As China’s leaders discuss future policies and strategies at the summer resort of Beidaihe, future cross-strait strategy is high on their list of priorities. President Jiang Zemin has been roundly and openly criticized for mishandling events leading up to Chen Shui-bian’s election as Taiwan’s first non-Nationalist Party leader. Some, particularly within the Chinese military, think Jiang was too soft, but most feel he painted himself (and China) into a corner, which now makes it difficult to deal constructively with a surprisingly conciliatory Chen.

Chen has already made a series of unilateral concessions to Beijing. His list of “nos” includes no statement of independence, no referendum on Taiwan’s desired status, no institutionalization of former President Lee Teng-hui’s controversial “special state-to-state relations” stance, no change to Taiwan’s constitution, no name change, no termination of the National Unification Council, and no abolishment of the National Unification Guidelines; all significant departures from previous Democratic Progressive Party positions. Chen has even flirted with various “one China” formulations, expressing a willingness “to embrace the spirit of 1992” (when both sides agreed to disagree over its definition).

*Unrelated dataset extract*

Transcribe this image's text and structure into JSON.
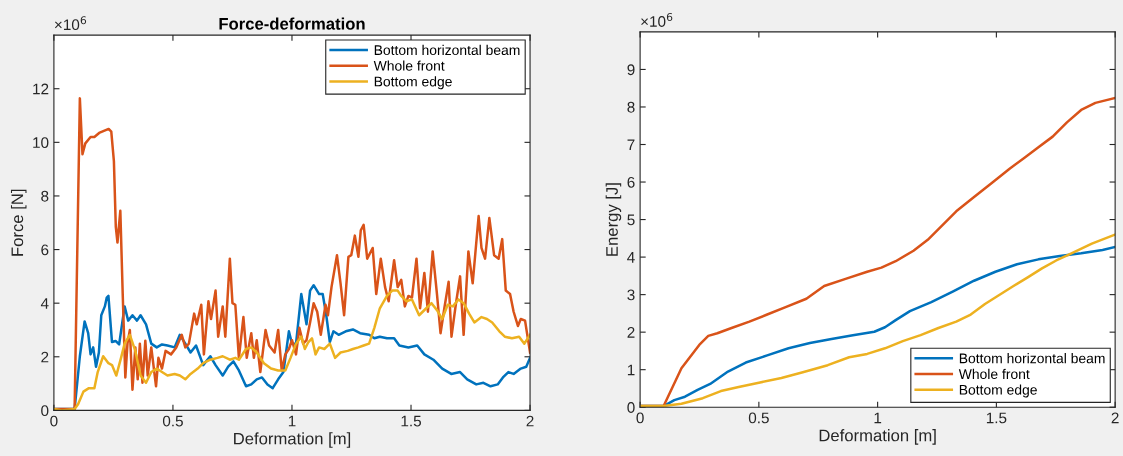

This is about as far as Chen can realistically go, given his own political constraints and the domestic challenges that must remain among his top priorities. It is highly unlikely, in light of current attacks against Chen from members of his own party for being too soft on China, that he will utter the words that the mainland (unrealistically) demands to hear relating to one China . . . nor should he, at least not until Beijing shows some recognition and appreciation for how much Chen has already conceded.

Instead Chen appears to have decided to take the moral highroad. Unlike his predecessor — who seemed to take great delight in poking a stick in the dragon’s eye while reminding Washington and others not to take Taiwan for granted — Chen has embarked on a charm offensive aimed at strengthening his backing in Washington and Tokyo (and elsewhere) without unnecessarily irritating Beijing.

Chen has also opted for a more pragmatic approach to international diplomacy, one that focuses on maintaining Taipei’s current diplomatic ties rather than trying to buy (or rent) new friends. Significantly, his stopover in Los Angeles this past Sunday night, while en route to visit Central America, was done in an extremely low-key way. Of course, Beijing and Washington would have preferred no stopover at all, but it would have been as politically impossible for Chen not to request the layover as it was for Washington to deny it.

In dealing with the mainland, Chen has attempted to keep the ball in Beijing’s court. Surely he realized that Beijing would reject his calls for direct talks without preconditions and Taipei’s overtures to get the U.S. more intimately involved in “facilitating” (if not actually mediating) cross-strait dialogue. But such initiatives play extremely well in Washington and Tokyo. Beijing’s already worn out stock response — that Chen still lacks “sincerity” — appears increasingly lame. As Chinese leaders plot future strategy in Beidaihe, they must come up with a more effective way of dealing with Chen’s “smile offensive.”

One emerging Chinese strategy that already shows signs of backfiring is an apparent decision to “mix politics and economics,” despite Beijing’s constant admonition to Washington and others not to do so in dealing with China. Support for one China and nonsupport for DPP “splitists” have emerged as litmus tests for Taiwan entrepreneurs wanting to conduct business on the mainland. Whereas Beijing objected when Lee tried to moderate Taiwan investment there, now Beijing is threatening to kill its own golden goose. Similarly, after years of trying to pressure Taipei to yield on the “three links,” now Beijing seems intent on hinging direct cross-strait economic interaction to a one-China pronouncement. Beijing would do well to go back and read its own admonitions about why mixing politics and economics makes little sense.

Taiwan also appears to be refining its approach to participation in multilateral organizations. Taipei is backing away somewhat from the previous administration’s aggressive, but futile attempts to gain entry into various U.N. gatherings. In fact, at one point it appeared Chen would not tilt at that windmill at all this year, but wiser heads failed to prevail, again more out of concern for giving up too much unilaterally to Beijing. The Foreign Ministry has announced however that greater priority will be placed in the future on achieving increased participation in nongovernmental organizations, which falls outside of the mainland’s “three nos” policy to which Washington (among others) subscribes.

The key question is how Beijing will react. It could encourage or help facilitate (or at a minimum not attempt to hinder) greater Taiwan participation in nongovernmental organizations as a subtle means of “rewarding” Chen for his many concessions. Or, more true to form, Beijing may elect to put up more roadblocks along this path as well, thus helping to convince Taipei that its nonconfrontational approach will yield few dividends. This latter course of action, if followed, could eventually force Chen, as it did Lee before him, to devise steps to remind China and the rest of the international community that Taiwan cannot be ignored or completely isolated.